Let $N=\{N_t:t\in\mathbb R_+\}$ be a homogeneous Poisson process with intensity $\alpha$ and $M_t=N_t-\alpha t$ the compensated process. I'd like to show that $N$ is not a natural process, i.e. that the equality $$\mathbb E\left[\int_{(0,t]} M_s\,\mathsf dN_s \right] = \mathbb E\left[\int_{(0,t]} M_{s-}\,\mathsf dN_s \right]\tag1 $$ does not hold for each bounded cádlág martingale $M$, with respect to the completion of the canonical filtration of $N$. Intuitively, I know that the quadratic variation is $[M]_t=N_t$ but the predictable quadratic variation $\langle M\rangle_t = \alpha t$; indeed, the Poisson process is not predictable, and therefore is not natural (as it is increasing).

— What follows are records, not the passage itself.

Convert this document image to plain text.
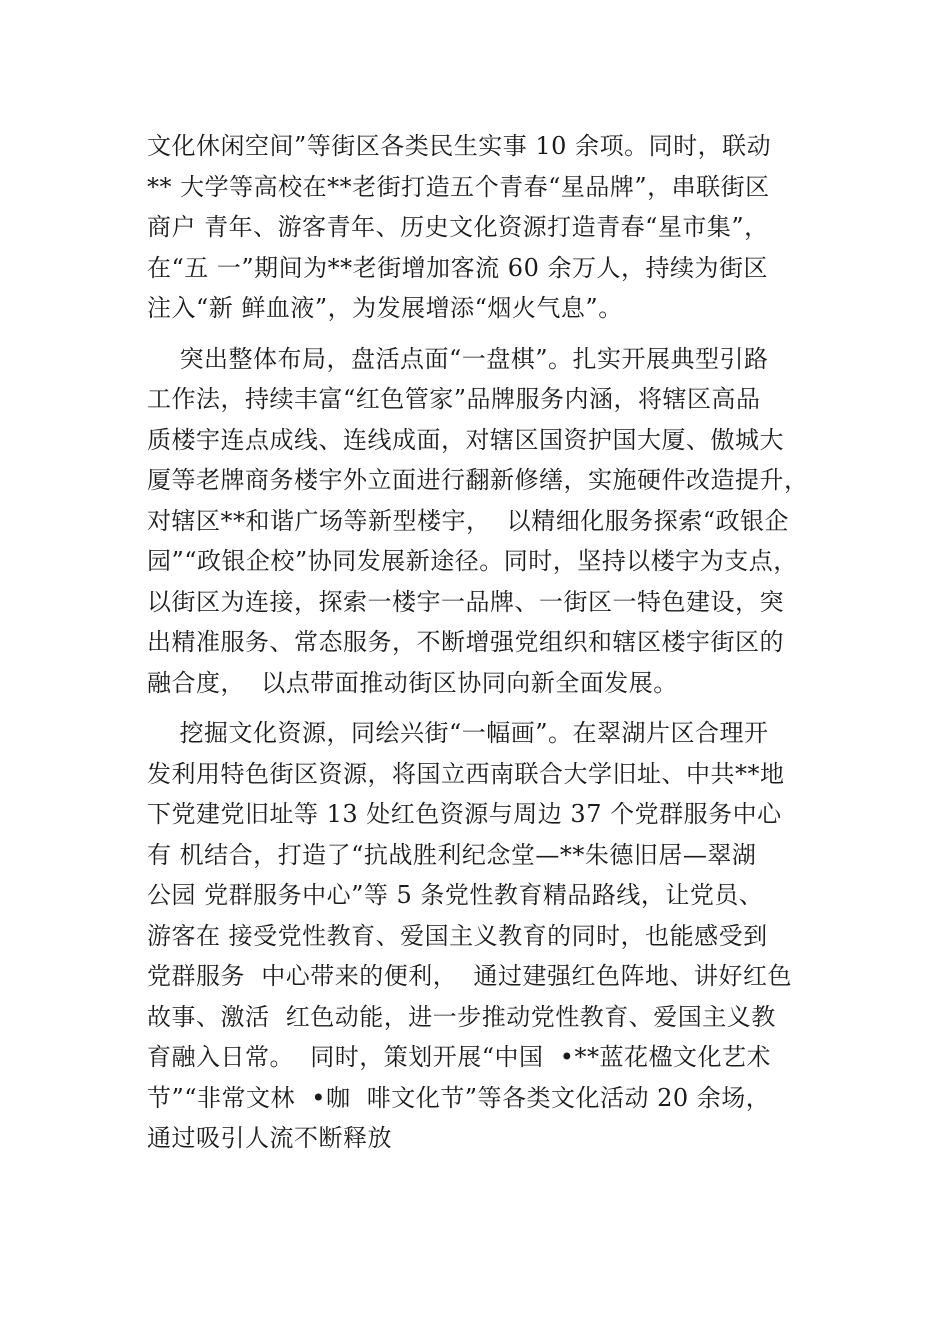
文化休闲空间”等街区各类民生实事 10 余项。同时，联动
** 大学等高校在**老街打造五个青春“星品牌”，串联街区
商户 青年、游客青年、历史文化资源打造青春“星市集”，
在“五 一”期间为**老街增加客流 60 余万人，持续为街区
注入“新 鲜血液”，为发展增添“烟火气息”。
突出整体布局，盘活点面“一盘棋”。扎实开展典型引路
工作法，持续丰富“红色管家”品牌服务内涵，将辖区高品
质楼宇连点成线、连线成面，对辖区国资护国大厦、傲城大
厦等老牌商务楼宇外立面进行翻新修缮，实施硬件改造提升，
对辖区**和谐广场等新型楼宇，  以精细化服务探索“政银企
园”“政银企校”协同发展新途径。同时，坚持以楼宇为支点，
以街区为连接，探索一楼宇一品牌、一街区一特色建设，突
出精准服务、常态服务，不断增强党组织和辖区楼宇街区的
融合度，  以点带面推动街区协同向新全面发展。
挖掘文化资源，同绘兴街“一幅画”。在翠湖片区合理开
发利用特色街区资源，将国立西南联合大学旧址、中共**地
下党建党旧址等 13 处红色资源与周边 37 个党群服务中心
有 机结合，打造了“抗战胜利纪念堂—**朱德旧居—翠湖
公园 党群服务中心”等 5 条党性教育精品路线，让党员、
游客在 接受党性教育、爱国主义教育的同时，也能感受到
党群服务  中心带来的便利，  通过建强红色阵地、讲好红色
故事、激活  红色动能，进一步推动党性教育、爱国主义教
育融入日常。  同时，策划开展“中国  •**蓝花楹文化艺术
节”“非常文林  •咖  啡文化节”等各类文化活动 20 余场，
通过吸引人流不断释放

To prove this from the definition, consider the exponential martingale $$X_t = \exp\left((-\lambda N_t + \alpha t(1-e^{-\lambda})\right), $$ where $\lambda>0$ is fixed. For a given $t>0$, the process $X_{t\wedge T}$ where $T>t$ is then a bounded cádlág martingale. But how would I actually compute, e.g.
$$\mathbb E\left[ \int_{(0,t]}\exp\left((-\lambda N_t + \alpha t(1-e^{-\lambda})\right)\,\mathsf dN_s \right] \ \mathrm{?}$$
My thought is to use the fact that, conditioned on $N_t = k$, the jumps $$\Delta_i = \inf\{t>\Delta_{i-1}:N_s> N_{s-}\},\ 1\leqslant i\leqslant k $$ (with $\Delta_0\equiv0$) are uniformly distributed on $[0,t]$. So my questions are:
- Is this approach correct?
- Is there another approach that would generalize to non-Poisson counting processes?